To those who are comfortable in this life, however, it seems Jesus is condemning them outright: “Woe to you!” That is, until we reach the single, simple word on which this whole passage hinges: “but” – thank heavens for that, I am sure a few of us are thinking… BUT! Those who are comfortable now, who are rich, respectable and popular, are thrown a lifeline by our Lord of all life and love for he recognises that being rich is not itself a crime. Friends, it is what you do with your wealth and power that really matters, not how much of it you have. Jesus makes clear “to you that listen” – which is to all of us today, we need to order our priorities according to those of his Kingdom. We must prioritise love, blessing, giving and forgiving, the very virtues by which we hope to be treated. And we need look no further than the Saints to find examples of such virtuous and Godly living, those willing to sacrifice of the little they have in order that others may be raised up in faith.

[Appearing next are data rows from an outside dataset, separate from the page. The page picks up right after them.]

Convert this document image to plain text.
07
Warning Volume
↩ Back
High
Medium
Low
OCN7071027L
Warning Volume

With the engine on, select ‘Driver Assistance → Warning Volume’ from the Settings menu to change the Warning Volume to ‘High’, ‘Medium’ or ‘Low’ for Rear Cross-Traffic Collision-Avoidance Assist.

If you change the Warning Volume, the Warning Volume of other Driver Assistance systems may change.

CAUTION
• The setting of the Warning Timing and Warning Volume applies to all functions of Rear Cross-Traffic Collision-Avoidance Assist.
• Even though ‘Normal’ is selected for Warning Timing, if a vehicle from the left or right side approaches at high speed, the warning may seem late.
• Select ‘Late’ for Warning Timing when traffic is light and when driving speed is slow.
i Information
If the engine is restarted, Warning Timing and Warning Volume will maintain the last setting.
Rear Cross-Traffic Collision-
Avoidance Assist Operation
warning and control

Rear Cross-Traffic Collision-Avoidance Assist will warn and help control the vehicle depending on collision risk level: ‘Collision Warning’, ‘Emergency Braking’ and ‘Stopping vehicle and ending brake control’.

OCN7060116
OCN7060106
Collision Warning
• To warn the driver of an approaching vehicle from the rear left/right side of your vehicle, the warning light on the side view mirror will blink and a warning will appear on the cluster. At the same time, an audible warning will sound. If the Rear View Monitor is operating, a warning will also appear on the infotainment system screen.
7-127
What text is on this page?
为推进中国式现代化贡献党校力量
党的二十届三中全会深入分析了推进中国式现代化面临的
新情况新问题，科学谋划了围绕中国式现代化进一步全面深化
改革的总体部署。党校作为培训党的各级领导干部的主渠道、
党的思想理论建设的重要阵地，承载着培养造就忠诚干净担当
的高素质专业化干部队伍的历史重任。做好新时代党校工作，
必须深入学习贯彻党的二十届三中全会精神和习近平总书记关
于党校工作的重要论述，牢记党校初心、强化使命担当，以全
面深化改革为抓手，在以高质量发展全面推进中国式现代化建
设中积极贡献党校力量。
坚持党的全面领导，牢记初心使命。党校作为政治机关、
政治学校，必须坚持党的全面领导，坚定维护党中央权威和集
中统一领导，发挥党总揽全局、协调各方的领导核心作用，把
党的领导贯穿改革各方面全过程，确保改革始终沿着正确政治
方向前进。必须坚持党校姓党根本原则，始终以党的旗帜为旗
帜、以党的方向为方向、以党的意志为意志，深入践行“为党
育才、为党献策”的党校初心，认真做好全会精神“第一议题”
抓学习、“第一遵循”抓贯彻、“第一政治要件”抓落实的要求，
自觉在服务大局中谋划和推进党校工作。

Likewise, the kingdom Jesus promises speaks of the same values: God loves us, blesses us, forgives us and even gives, in Jesus, the ultimate gift – dying for us to rescue us from our sin. Rich or poor, we cannot earn our place in the Kingdom of Heaven financially. No pot of gold on earth can buy our place in heaven. We need to live by the values of God’s Kingdom as taught by Jesus, recognising that we are called to be saints today – and be joyful about it! That requires wisdom.
Today we celebrate not only those saints with churches dedicated to them or a special day of their own in the church calendar. We also remember all those who have followed the teaching of Jesus, walking a life close to God. Just as all the early Christians were addressed as “saints” in Paul’s letters, we are all called to be saints today, to walk close to the Lord and remain faithful in prayer while having a sense of humour. We know we’re not perfect; we know we get things wrong. Just like St Francis, we can be fools, yet we also know that our baptism has cleansed us and Jesus our Lord has saved us, and we now continue his ministry here on earth – living his kingdom values out daily.

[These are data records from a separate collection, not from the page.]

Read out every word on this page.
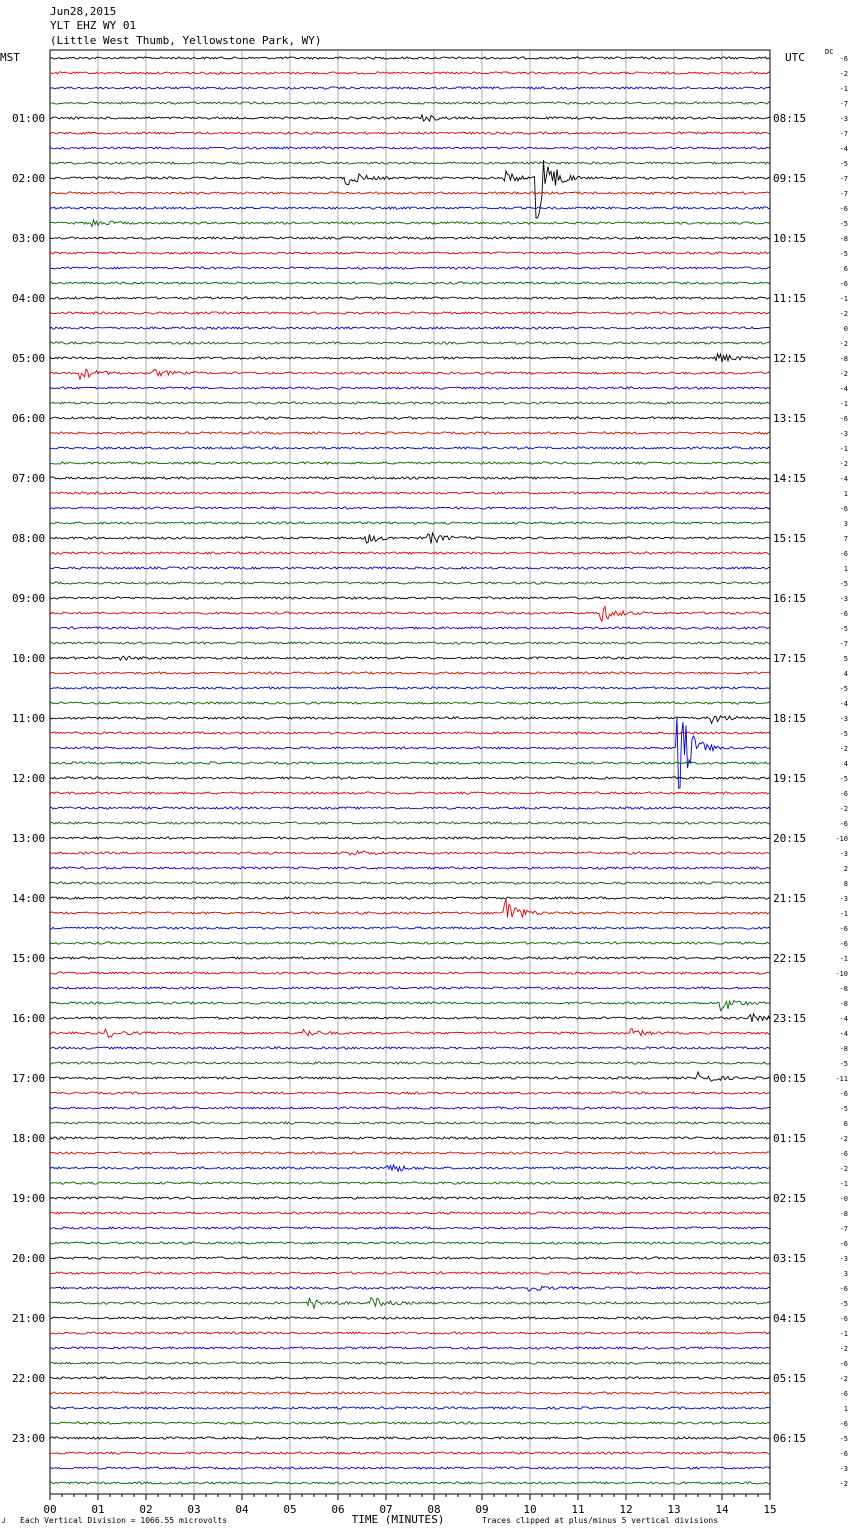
Jun28,2015
YLT EHZ WY 01
(Little West Thumb, Yellowstone Park, WY)
MST	UTC	DC
-6
-2
-1
-7
-3
-7
-4
-5
-7
-7
-6
-5
-8
-5
6
-6
-1
-2
0
-2
-8
-2
-4
-1
-6
-3
-1
-2
-4
1
-6
3
7
-6
1
-5
-3
-6
-5
-7
5
4
-5
-4
-3
-5
-2
4
-5
-6
-2
-6
-10
-3
2
8
-3
-1
-6
-6
-1
-10
-8
-8
-4
-4
-8
-5
-11
-6
-5
6
-2
-6
-2
-1
-0
-8
-7
-6
-3
3
-6
-5
-6
-1
-2
-6
-2
-6
1
-6
-5
-6
-3
-2
01:00	08:15
02:00	09:15
03:00	10:15
04:00	11:15
05:00	12:15
06:00	13:15
07:00	14:15
08:00	15:15
09:00	16:15
10:00	17:15
11:00	18:15
12:00	19:15
13:00	20:15
14:00	21:15
15:00	22:15
16:00	23:15
17:00	00:15
18:00	01:15
19:00	02:15
20:00	03:15
21:00	04:15
22:00	05:15
23:00	06:15
00	01	02	03	04	05	06	07	08	09	10	11	12	13	14	15
TIME (MINUTES)
┘ Each Vertical Division = 1066.55 microvolts	Traces clipped at plus/minus 5 vertical divisions
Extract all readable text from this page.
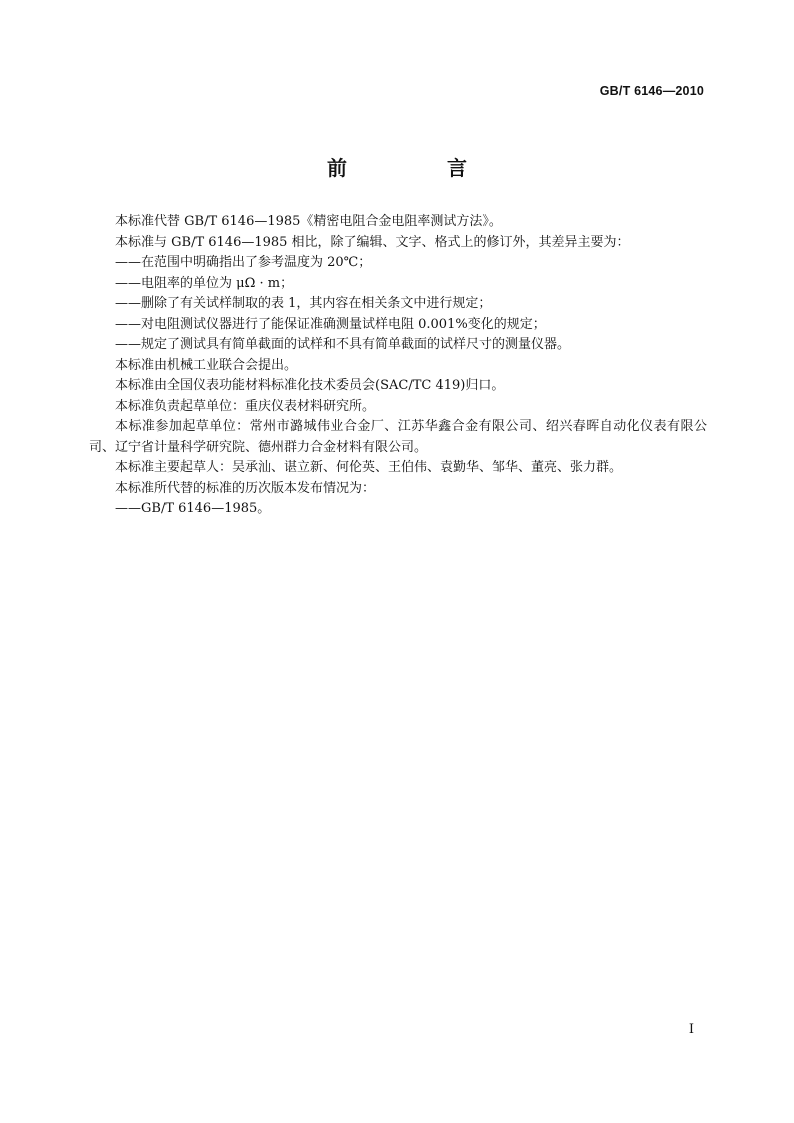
GB/T 6146—2010
前　言

本标准代替 GB/T 6146—1985《精密电阻合金电阻率测试方法》。

本标准与 GB/T 6146—1985 相比，除了编辑、文字、格式上的修订外，其差异主要为：

——在范围中明确指出了参考温度为 20℃；

——电阻率的单位为 μΩ · m；

——删除了有关试样制取的表 1，其内容在相关条文中进行规定；

——对电阻测试仪器进行了能保证准确测量试样电阻 0.001%变化的规定；

——规定了测试具有简单截面的试样和不具有简单截面的试样尺寸的测量仪器。

本标准由机械工业联合会提出。

本标准由全国仪表功能材料标准化技术委员会(SAC/TC 419)归口。

本标准负责起草单位：重庆仪表材料研究所。

本标准参加起草单位：常州市潞城伟业合金厂、江苏华鑫合金有限公司、绍兴春晖自动化仪表有限公司、辽宁省计量科学研究院、德州群力合金材料有限公司。

本标准主要起草人：吴承汕、谌立新、何伦英、王伯伟、袁勤华、邹华、董亮、张力群。

本标准所代替的标准的历次版本发布情况为：

——GB/T 6146—1985。

I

In today’s world, people still toil in dreadful conditions, people still hunger, people are still excluded, reviled, even persecuted – like many of the saints. In a world where refugee children are washed up dead on holiday beaches, and children just 70 miles away have no bed to sleep on in a Calais camp, there is work for all the saints. That means us, all of us – we are the saints today. There is work for all Christians to do, strong in the knowledge that the hardest work of all has already been done for us, on the cross by Jesus our Lord.
Jesus urges us to do to others as we would have them do to us – loving and forgiving. We need to have a good sense of humour like the saints and recognise our own failings first.
Those who are poor know their need of God’s help, while those who are comfortable may need a helping hand, offered by the teaching and example of Jesus.
As followers of Jesus, as his “saints”, all of us are called to apply his teaching to the world we live in. We are called to walk a path of faith close to the Lord.